In the previous series on Exodus we saw how God redeemed Israel from slavery and brought them to Himself at Mount Sinai. There He entered into a covenant relationship with them. This was a critical stage in His plan to restore His creation. They were free, but not with the perverse kind of freedom to which Adam aspired.

The rest of the story describes what they did with that freedom and discovered what the LORD intended by the statement, “I will be your God and you will be My people”. This relationship is at the heart of covenant, lifting it above the notion of a mere contract.

  • We will begin with a brief overview of the major covenants described in the Bible.

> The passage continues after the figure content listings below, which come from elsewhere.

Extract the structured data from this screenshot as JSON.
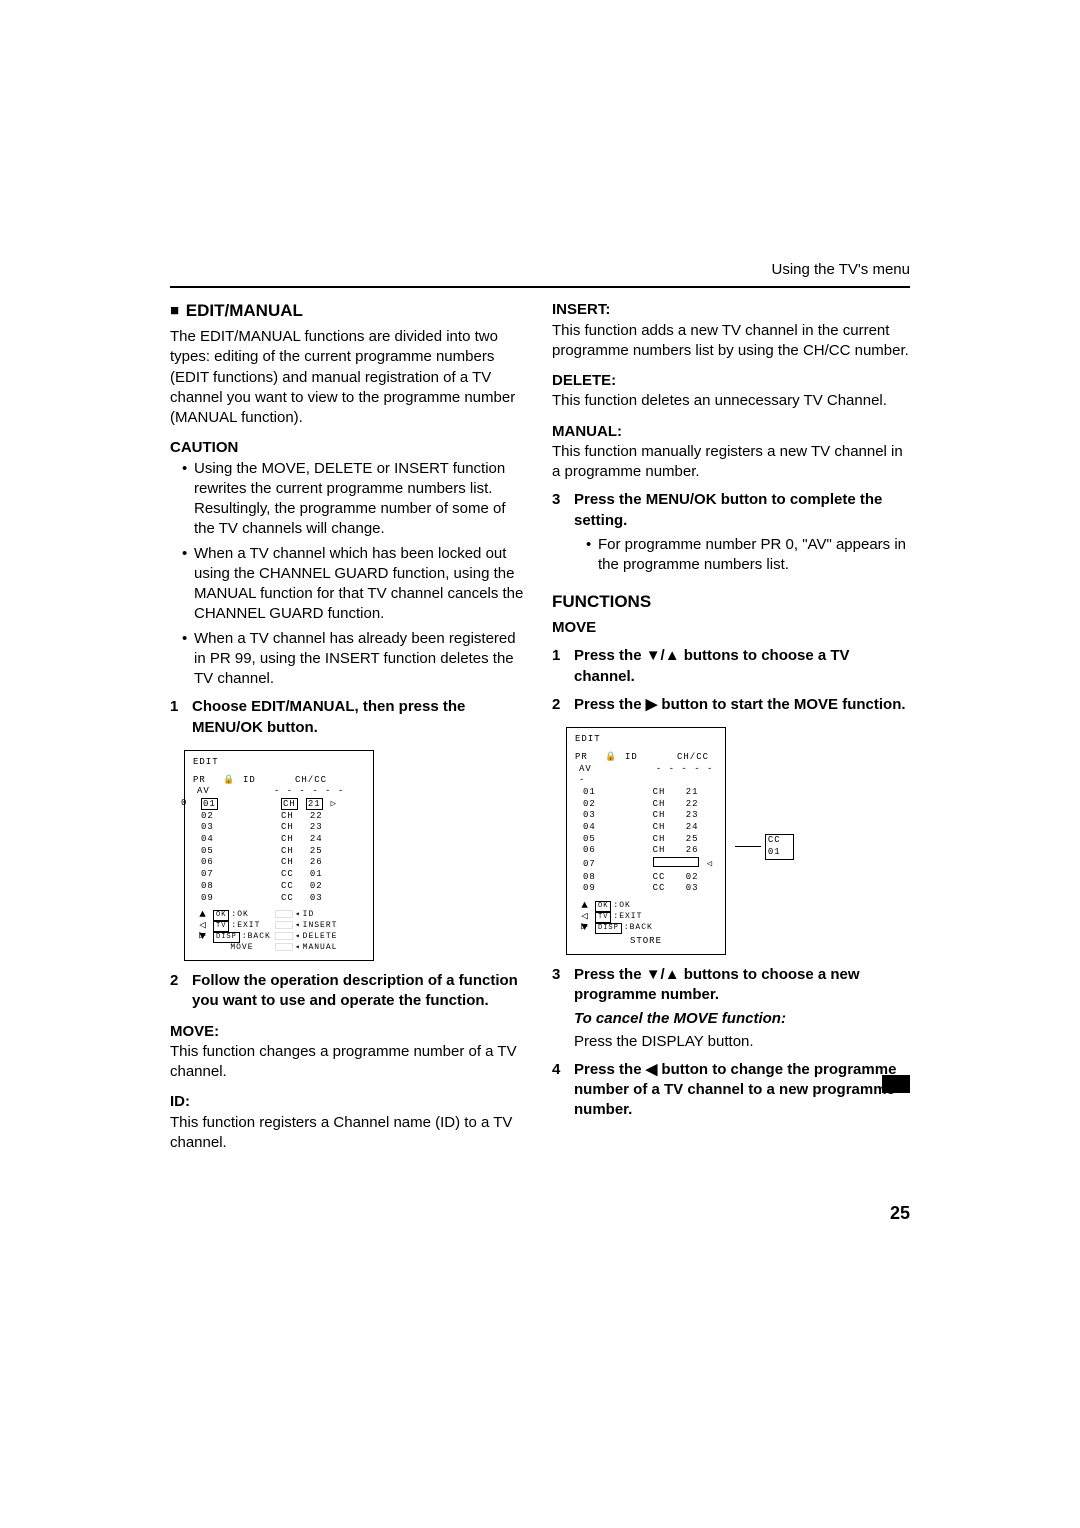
{
  "meta": {
    "header": "Using the TV's menu",
    "page_number": "25"
  },
  "left": {
    "title": "EDIT/MANUAL",
    "intro": "The EDIT/MANUAL functions are divided into two types: editing of the current programme numbers (EDIT functions) and manual registration of a TV channel you want to view to the programme number (MANUAL function).",
    "caution_title": "CAUTION",
    "caution_items": [
      "Using the MOVE, DELETE or INSERT function rewrites the current programme numbers list.\nResultingly, the programme number of some of the TV channels will change.",
      "When a TV channel which has been locked out using the CHANNEL GUARD function, using the MANUAL function for that TV channel cancels the CHANNEL GUARD function.",
      "When a TV channel has already been registered in PR 99, using the INSERT function deletes the TV channel."
    ],
    "step1": "Choose EDIT/MANUAL, then press the MENU/OK button.",
    "step2": "Follow the operation description of a function you want to use and operate the function.",
    "move_t": "MOVE:",
    "move_b": "This function changes a programme number of a TV channel.",
    "id_t": "ID:",
    "id_b": "This function registers a Channel name (ID) to a TV channel."
  },
  "right": {
    "insert_t": "INSERT:",
    "insert_b": "This function adds a new TV channel in the current programme numbers list by using the CH/CC number.",
    "delete_t": "DELETE:",
    "delete_b": "This function deletes an unnecessary TV Channel.",
    "manual_t": "MANUAL:",
    "manual_b": "This function manually registers a new TV channel in a programme number.",
    "step3": "Press the MENU/OK button to complete the setting.",
    "step3_sub": "For programme number PR 0, \"AV\" appears in the programme numbers list.",
    "func_title": "FUNCTIONS",
    "func_move": "MOVE",
    "fs1": "Press the ▼/▲ buttons to choose a TV channel.",
    "fs2": "Press the ▶ button to start the MOVE function.",
    "fs3": "Press the ▼/▲ buttons to choose a new programme number.",
    "fs3_cancel_t": "To cancel the MOVE function:",
    "fs3_cancel_b": "Press the DISPLAY button.",
    "fs4": "Press the ◀ button to change the programme number of a TV channel to a new programme number."
  },
  "diagram1": {
    "title": "EDIT",
    "hdr_pr": "PR",
    "hdr_lock": "🔒",
    "hdr_id": "ID",
    "hdr_ch": "CH/CC",
    "av": "AV",
    "rows": [
      {
        "pr": "01",
        "ch": "CH",
        "cc": "21",
        "boxed": true
      },
      {
        "pr": "02",
        "ch": "CH",
        "cc": "22"
      },
      {
        "pr": "03",
        "ch": "CH",
        "cc": "23"
      },
      {
        "pr": "04",
        "ch": "CH",
        "cc": "24"
      },
      {
        "pr": "05",
        "ch": "CH",
        "cc": "25"
      },
      {
        "pr": "06",
        "ch": "CH",
        "cc": "26"
      },
      {
        "pr": "07",
        "ch": "CC",
        "cc": "01"
      },
      {
        "pr": "08",
        "ch": "CC",
        "cc": "02"
      },
      {
        "pr": "09",
        "ch": "CC",
        "cc": "03"
      }
    ],
    "buttons": [
      [
        "OK",
        ":OK"
      ],
      [
        "TV",
        ":EXIT"
      ],
      [
        "DISP",
        ":BACK"
      ]
    ],
    "colors": [
      "ID",
      "INSERT",
      "DELETE",
      "MANUAL"
    ],
    "move": "MOVE"
  },
  "diagram2": {
    "title": "EDIT",
    "hdr_pr": "PR",
    "hdr_lock": "🔒",
    "hdr_id": "ID",
    "hdr_ch": "CH/CC",
    "av": "AV",
    "rows": [
      {
        "pr": "01",
        "ch": "CH",
        "cc": "21"
      },
      {
        "pr": "02",
        "ch": "CH",
        "cc": "22"
      },
      {
        "pr": "03",
        "ch": "CH",
        "cc": "23"
      },
      {
        "pr": "04",
        "ch": "CH",
        "cc": "24"
      },
      {
        "pr": "05",
        "ch": "CH",
        "cc": "25"
      },
      {
        "pr": "06",
        "ch": "CH",
        "cc": "26"
      },
      {
        "pr": "07",
        "ch": "",
        "cc": "",
        "sel": true
      },
      {
        "pr": "08",
        "ch": "CC",
        "cc": "02"
      },
      {
        "pr": "09",
        "ch": "CC",
        "cc": "03"
      }
    ],
    "buttons": [
      [
        "OK",
        ":OK"
      ],
      [
        "TV",
        ":EXIT"
      ],
      [
        "DISP",
        ":BACK"
      ]
    ],
    "store": "STORE",
    "aside": "CC  01"
  }
}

  • The second part deals with the regulations that governed the corporate life of Israel and kept it separate from the nations. Leviticus is the main text for this section, with cross reference to the associated New Testament passages.

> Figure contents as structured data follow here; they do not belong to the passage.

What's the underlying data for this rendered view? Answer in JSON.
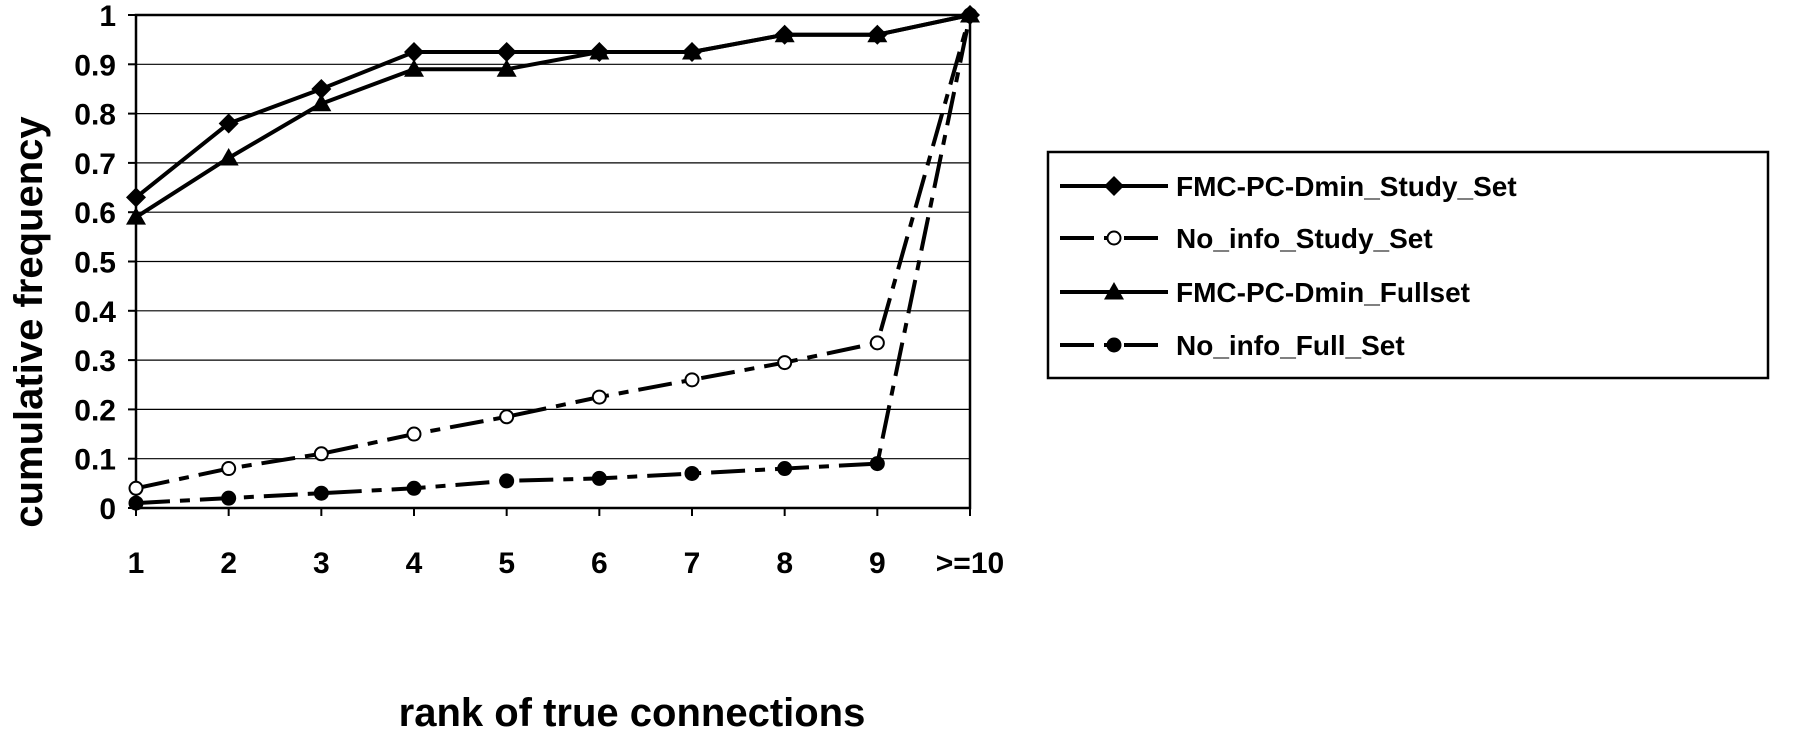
{
  "chart_data": {
    "type": "line",
    "title": "",
    "xlabel": "rank of true connections",
    "ylabel": "cumulative frequency",
    "categories": [
      "1",
      "2",
      "3",
      "4",
      "5",
      "6",
      "7",
      "8",
      "9",
      ">=10"
    ],
    "ylim": [
      0,
      1
    ],
    "yticks": [
      "0",
      "0.1",
      "0.2",
      "0.3",
      "0.4",
      "0.5",
      "0.6",
      "0.7",
      "0.8",
      "0.9",
      "1"
    ],
    "grid": true,
    "legend_position": "right",
    "series": [
      {
        "name": "FMC-PC-Dmin_Study_Set",
        "values": [
          0.63,
          0.78,
          0.85,
          0.925,
          0.925,
          0.925,
          0.925,
          0.96,
          0.96,
          1.0
        ],
        "marker": "diamond",
        "line_style": "solid",
        "color": "#000000"
      },
      {
        "name": "No_info_Study_Set",
        "values": [
          0.04,
          0.08,
          0.11,
          0.15,
          0.185,
          0.225,
          0.26,
          0.295,
          0.335,
          1.0
        ],
        "marker": "open-circle",
        "line_style": "dash-dot",
        "color": "#000000"
      },
      {
        "name": "FMC-PC-Dmin_Fullset",
        "values": [
          0.59,
          0.71,
          0.82,
          0.89,
          0.89,
          0.925,
          0.925,
          0.96,
          0.96,
          1.0
        ],
        "marker": "triangle",
        "line_style": "solid",
        "color": "#000000"
      },
      {
        "name": "No_info_Full_Set",
        "values": [
          0.01,
          0.02,
          0.03,
          0.04,
          0.055,
          0.06,
          0.07,
          0.08,
          0.09,
          1.0
        ],
        "marker": "filled-circle",
        "line_style": "dash-dot",
        "color": "#000000"
      }
    ]
  }
}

  • In the third part we engage with the Epistle to the Hebrews, demonstrating how the purpose of the High Priesthood of Jesus was the inauguration of the New Covenant, made first with the House of Israel and the House of Judah.
  • Finally, in Galatians, we see how the tension between the two Covenants is resolved in the coming of Jesus and the Holy Spirit.

I am particularly indebted to Professor G.J. Wenham for his insights into Leviticus in “The New International Commentary on the Old Testament” series, and to Michael Eaton for his understanding of the Law, particularly in Galatians, in “A Theology of Encouragement”.